You’ve probably heard at least a passing reference to the Danish word hygge (pronounced HOO-GA). According to a blurb on the back cover of the book’s print edition, hygge “loosely translates as a sense of comfort, togetherness, and well-being.” You may even have read an article about hygge—they proliferated during the pandemic when people were struggling with how to feel better about being stuck at home. But according to my new understanding, spending time consuming a whole book about hygge is definitely more hyggelig (the adjectival form of hygge) than spending 5 minutes scanning an article about it!
Wiking spends a lot of time talking about what is and isn’t hygge. Candles and low lighting are hygge. Wool socks and blankets are hygge. Cake, coffee, and chocolate are hygge. Cooking and eating a meal with friends at home is hygge. Bling and boastfulness, on the other hand, aren’t hygge. The idea that “bigger is better” isn’t hygge. And neither is champagne and oysters at a fancy restaurant.

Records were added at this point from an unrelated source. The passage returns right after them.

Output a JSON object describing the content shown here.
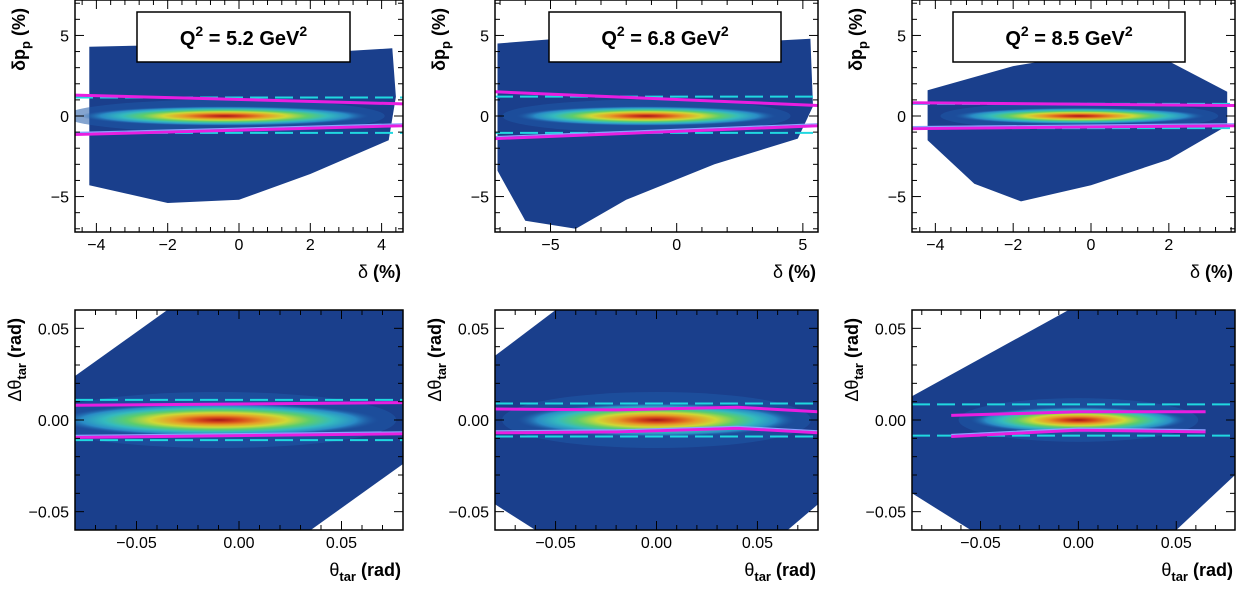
{
  "colors": {
    "fill_low": "#1a3f8c",
    "band_colors": [
      "#1f5aa8",
      "#2a8fc8",
      "#35c0c0",
      "#5fd46a",
      "#d8e030",
      "#f0a020",
      "#e04a14",
      "#b01010"
    ],
    "fit_line": "#e81ee0",
    "cut_line": "#20d8e0",
    "inner_line": "#8ca0ff"
  },
  "chart_data": [
    {
      "type": "heatmap",
      "panel": "top-left",
      "xlabel": [
        "δ",
        " (%)"
      ],
      "ylabel": [
        "δp",
        "p",
        " (%)"
      ],
      "xlim": [
        -4.6,
        4.6
      ],
      "ylim": [
        -7.2,
        7.2
      ],
      "xticks": [
        -4,
        -2,
        0,
        2,
        4
      ],
      "xtick_labels": [
        "−4",
        "−2",
        "0",
        "2",
        "4"
      ],
      "yticks": [
        -5,
        0,
        5
      ],
      "ytick_labels": [
        "−5",
        "0",
        "5"
      ],
      "annotation": {
        "q": "Q",
        "sup1": "2",
        "mid": " = 5.2 GeV",
        "sup2": "2"
      },
      "data_region": [
        [
          -4.2,
          -4.3
        ],
        [
          -2,
          -5.4
        ],
        [
          0,
          -5.2
        ],
        [
          2,
          -3.6
        ],
        [
          4.2,
          -1.5
        ],
        [
          4.4,
          1.2
        ],
        [
          4.3,
          4.2
        ],
        [
          2,
          3.9
        ],
        [
          0,
          4.3
        ],
        [
          -2,
          4.4
        ],
        [
          -4.2,
          4.3
        ]
      ],
      "core": {
        "x0": -3.7,
        "x1": 4.0,
        "cx": -0.4,
        "cy": 0.0,
        "half_height": 0.3
      },
      "cut_lines": [
        1.15,
        -1.05
      ],
      "fit_upper": [
        [
          -4.6,
          1.3
        ],
        [
          4.6,
          0.75
        ]
      ],
      "fit_lower": [
        [
          -4.6,
          -1.15
        ],
        [
          4.6,
          -0.6
        ]
      ]
    },
    {
      "type": "heatmap",
      "panel": "top-middle",
      "xlabel": [
        "δ",
        " (%)"
      ],
      "ylabel": [
        "δp",
        "p",
        " (%)"
      ],
      "xlim": [
        -7.2,
        5.6
      ],
      "ylim": [
        -7.2,
        7.2
      ],
      "xticks": [
        -5,
        0,
        5
      ],
      "xtick_labels": [
        "−5",
        "0",
        "5"
      ],
      "yticks": [
        -5,
        0,
        5
      ],
      "ytick_labels": [
        "−5",
        "0",
        "5"
      ],
      "annotation": {
        "q": "Q",
        "sup1": "2",
        "mid": " = 6.8 GeV",
        "sup2": "2"
      },
      "data_region": [
        [
          -7.1,
          -3.4
        ],
        [
          -6,
          -6.5
        ],
        [
          -4,
          -7.0
        ],
        [
          -2,
          -5.2
        ],
        [
          1.5,
          -3.0
        ],
        [
          4.8,
          -1.4
        ],
        [
          5.4,
          0.6
        ],
        [
          5.3,
          4.8
        ],
        [
          3,
          4.6
        ],
        [
          0,
          5.3
        ],
        [
          -3,
          5.0
        ],
        [
          -7.1,
          4.5
        ]
      ],
      "core": {
        "x0": -5.5,
        "x1": 4.4,
        "cx": -1.2,
        "cy": 0.0,
        "half_height": 0.3
      },
      "cut_lines": [
        1.2,
        -1.05
      ],
      "fit_upper": [
        [
          -7.2,
          1.5
        ],
        [
          5.6,
          0.65
        ]
      ],
      "fit_lower": [
        [
          -7.2,
          -1.4
        ],
        [
          5.6,
          -0.6
        ]
      ]
    },
    {
      "type": "heatmap",
      "panel": "top-right",
      "xlabel": [
        "δ",
        " (%)"
      ],
      "ylabel": [
        "δp",
        "p",
        " (%)"
      ],
      "xlim": [
        -4.6,
        3.7
      ],
      "ylim": [
        -7.2,
        7.2
      ],
      "xticks": [
        -4,
        -2,
        0,
        2
      ],
      "xtick_labels": [
        "−4",
        "−2",
        "0",
        "2"
      ],
      "yticks": [
        -5,
        0,
        5
      ],
      "ytick_labels": [
        "−5",
        "0",
        "5"
      ],
      "annotation": {
        "q": "Q",
        "sup1": "2",
        "mid": " = 8.5 GeV",
        "sup2": "2"
      },
      "data_region": [
        [
          -4.2,
          -1.5
        ],
        [
          -3,
          -4.2
        ],
        [
          -1.8,
          -5.3
        ],
        [
          0,
          -4.3
        ],
        [
          2,
          -2.7
        ],
        [
          3.5,
          -0.6
        ],
        [
          3.5,
          1.5
        ],
        [
          2,
          3.4
        ],
        [
          0,
          3.9
        ],
        [
          -2,
          3.1
        ],
        [
          -4.2,
          1.6
        ]
      ],
      "core": {
        "x0": -3.4,
        "x1": 3.2,
        "cx": -0.3,
        "cy": 0.0,
        "half_height": 0.25
      },
      "cut_lines": [
        0.75,
        -0.75
      ],
      "fit_upper": [
        [
          -4.6,
          0.82
        ],
        [
          3.7,
          0.65
        ]
      ],
      "fit_lower": [
        [
          -4.6,
          -0.78
        ],
        [
          3.7,
          -0.6
        ]
      ]
    },
    {
      "type": "heatmap",
      "panel": "bottom-left",
      "xlabel": [
        "θ",
        "tar",
        " (rad)"
      ],
      "ylabel": [
        "Δθ",
        "tar",
        " (rad)"
      ],
      "xlim": [
        -0.08,
        0.08
      ],
      "ylim": [
        -0.06,
        0.06
      ],
      "xticks": [
        -0.05,
        0.0,
        0.05
      ],
      "xtick_labels": [
        "−0.05",
        "0.00",
        "0.05"
      ],
      "yticks": [
        -0.05,
        0.0,
        0.05
      ],
      "ytick_labels": [
        "−0.05",
        "0.00",
        "0.05"
      ],
      "data_region": [
        [
          -0.08,
          -0.06
        ],
        [
          0.035,
          -0.06
        ],
        [
          0.08,
          -0.024
        ],
        [
          0.08,
          0.06
        ],
        [
          -0.035,
          0.06
        ],
        [
          -0.08,
          0.024
        ]
      ],
      "core": {
        "x0": -0.07,
        "x1": 0.075,
        "cx": -0.01,
        "cy": 0.0,
        "half_height": 0.0045
      },
      "cut_lines": [
        0.011,
        -0.011
      ],
      "fit_upper": [
        [
          -0.08,
          0.008
        ],
        [
          0.08,
          0.0095
        ]
      ],
      "fit_lower": [
        [
          -0.08,
          -0.0095
        ],
        [
          0.08,
          -0.0075
        ]
      ]
    },
    {
      "type": "heatmap",
      "panel": "bottom-middle",
      "xlabel": [
        "θ",
        "tar",
        " (rad)"
      ],
      "ylabel": [
        "Δθ",
        "tar",
        " (rad)"
      ],
      "xlim": [
        -0.08,
        0.08
      ],
      "ylim": [
        -0.06,
        0.06
      ],
      "xticks": [
        -0.05,
        0.0,
        0.05
      ],
      "xtick_labels": [
        "−0.05",
        "0.00",
        "0.05"
      ],
      "yticks": [
        -0.05,
        0.0,
        0.05
      ],
      "ytick_labels": [
        "−0.05",
        "0.00",
        "0.05"
      ],
      "data_region": [
        [
          -0.08,
          -0.046
        ],
        [
          -0.06,
          -0.06
        ],
        [
          0.065,
          -0.06
        ],
        [
          0.08,
          -0.046
        ],
        [
          0.08,
          0.06
        ],
        [
          -0.05,
          0.06
        ],
        [
          -0.08,
          0.035
        ]
      ],
      "core": {
        "x0": -0.07,
        "x1": 0.075,
        "cx": 0.0,
        "cy": 0.0,
        "half_height": 0.0045
      },
      "cut_lines": [
        0.009,
        -0.009
      ],
      "fit_upper": [
        [
          -0.08,
          0.006
        ],
        [
          -0.02,
          0.0055
        ],
        [
          0.04,
          0.007
        ],
        [
          0.08,
          0.0045
        ]
      ],
      "fit_lower": [
        [
          -0.08,
          -0.007
        ],
        [
          -0.02,
          -0.0065
        ],
        [
          0.04,
          -0.0045
        ],
        [
          0.08,
          -0.007
        ]
      ]
    },
    {
      "type": "heatmap",
      "panel": "bottom-right",
      "xlabel": [
        "θ",
        "tar",
        " (rad)"
      ],
      "ylabel": [
        "Δθ",
        "tar",
        " (rad)"
      ],
      "xlim": [
        -0.085,
        0.08
      ],
      "ylim": [
        -0.06,
        0.06
      ],
      "xticks": [
        -0.05,
        0.0,
        0.05
      ],
      "xtick_labels": [
        "−0.05",
        "0.00",
        "0.05"
      ],
      "yticks": [
        -0.05,
        0.0,
        0.05
      ],
      "ytick_labels": [
        "−0.05",
        "0.00",
        "0.05"
      ],
      "data_region": [
        [
          -0.085,
          -0.04
        ],
        [
          -0.055,
          -0.06
        ],
        [
          0.05,
          -0.06
        ],
        [
          0.08,
          -0.03
        ],
        [
          0.08,
          0.06
        ],
        [
          -0.005,
          0.06
        ],
        [
          -0.085,
          0.013
        ]
      ],
      "core": {
        "x0": -0.06,
        "x1": 0.06,
        "cx": 0.0,
        "cy": 0.0,
        "half_height": 0.0035
      },
      "cut_lines": [
        0.0085,
        -0.0085
      ],
      "fit_upper": [
        [
          -0.065,
          0.0025
        ],
        [
          0.0,
          0.0045
        ],
        [
          0.065,
          0.0045
        ]
      ],
      "fit_lower": [
        [
          -0.065,
          -0.009
        ],
        [
          0.0,
          -0.0055
        ],
        [
          0.065,
          -0.0065
        ]
      ]
    }
  ]
}
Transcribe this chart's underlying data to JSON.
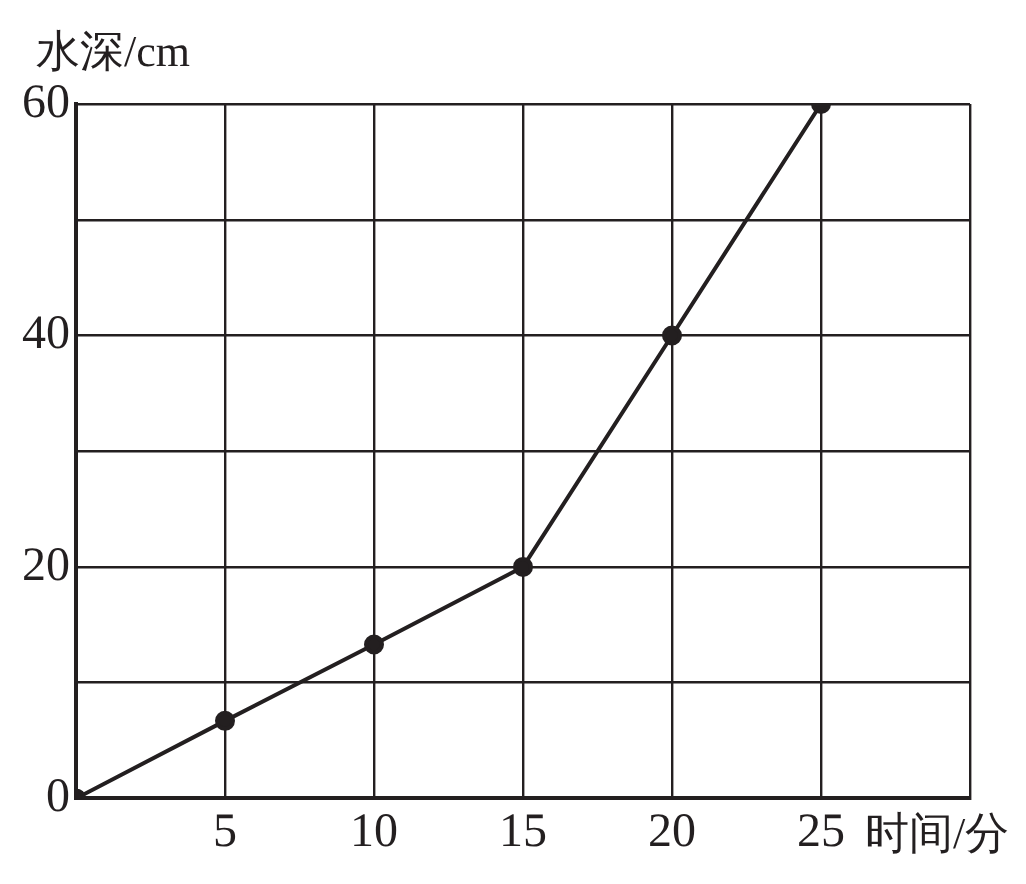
{
  "chart_data": {
    "type": "line",
    "xlabel": "时间/分",
    "ylabel": "水深/cm",
    "x": [
      0,
      5,
      10,
      15,
      20,
      25
    ],
    "series": [
      {
        "color": "#231f20",
        "values": [
          0,
          6.7,
          13.3,
          20,
          40,
          60
        ]
      }
    ],
    "xlim": [
      0,
      30
    ],
    "xticks": [
      {
        "value": 0,
        "label": null
      },
      5,
      10,
      15,
      20,
      25,
      {
        "value": 30,
        "label": null
      }
    ],
    "ylim": [
      0,
      60
    ],
    "yticks": [
      0,
      {
        "value": 10,
        "label": null
      },
      20,
      {
        "value": 30,
        "label": null
      },
      40,
      {
        "value": 50,
        "label": null
      },
      60
    ],
    "grid": true,
    "legend": false,
    "marker": "circle",
    "line_style": "solid"
  }
}
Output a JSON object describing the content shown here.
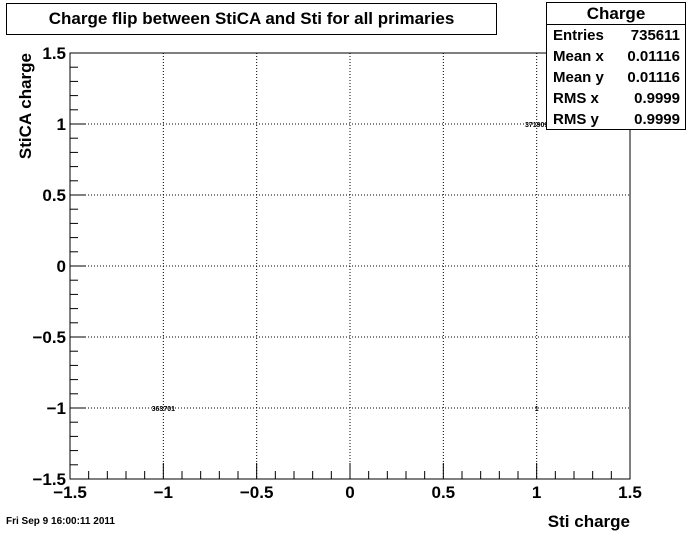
{
  "chart_data": {
    "type": "heatmap",
    "title": "Charge flip between StiCA and Sti for all primaries",
    "xlabel": "Sti charge",
    "ylabel": "StiCA charge",
    "xlim": [
      -1.5,
      1.5
    ],
    "ylim": [
      -1.5,
      1.5
    ],
    "x_ticks": [
      -1.5,
      -1,
      -0.5,
      0,
      0.5,
      1,
      1.5
    ],
    "y_ticks": [
      -1.5,
      -1,
      -0.5,
      0,
      0.5,
      1,
      1.5
    ],
    "x_tick_labels": [
      "−1.5",
      "−1",
      "−0.5",
      "0",
      "0.5",
      "1",
      "1.5"
    ],
    "y_tick_labels": [
      "−1.5",
      "−1",
      "−0.5",
      "0",
      "0.5",
      "1",
      "1.5"
    ],
    "grid": true,
    "cells": [
      {
        "x": -1,
        "y": -1,
        "value": 363701,
        "label": "363701"
      },
      {
        "x": 1,
        "y": 1,
        "value": 371909,
        "label": "371909"
      },
      {
        "x": 1,
        "y": -1,
        "value": 1,
        "label": "1"
      }
    ]
  },
  "stats": {
    "name": "Charge",
    "rows": [
      {
        "label": "Entries",
        "value": "735611"
      },
      {
        "label": "Mean x",
        "value": "0.01116"
      },
      {
        "label": "Mean y",
        "value": "0.01116"
      },
      {
        "label": "RMS x",
        "value": "0.9999"
      },
      {
        "label": "RMS y",
        "value": "0.9999"
      }
    ]
  },
  "timestamp": "Fri Sep  9 16:00:11 2011"
}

At its most basic level, hygge is about relishing simple, everyday pleasures, especially in the company of close friends and family. The fact that this practice contributes to happiness isn’t an earthshattering revelation, so why do the Danes seem so much better at it than other nationalities? According to Wiking, “What might also be unique for Denmark when it comes to hygge is how much we talk about it, focus on it, and consider it as a defining feature of our cultural identity and an integral part of the national DNA. In other words, what freedom is to Americans, thoroughness to Germans, and the stiff upper lip to the British, hygge is to Danes.”
The intentionality with which Danes approach hygge is undoubtedly one reason Denmark consistently ranks among the happiest nations in the world. But Wiking also points to policy factors, including a good work-life balance and the welfare state, which “reduces uncertainty, worries, and stress in the population.”
Policy change, while worthwhile, is hard and takes time. Hygge, on the other hand, is easy and accessible to all of us if we are so inclined. So if you’ve been feeling stressed, overwhelmed, and unhappy, plan intentionally for a hyggelig evening sometime soon. And if you want to learn more about why Danes are among the happiest people in the world, consider reading or listening to The Little Book of Hygge.
Wiking, Meik. The Little Book of Hygge: Danish Secrets to Happy Living. HarperAudio, 2017.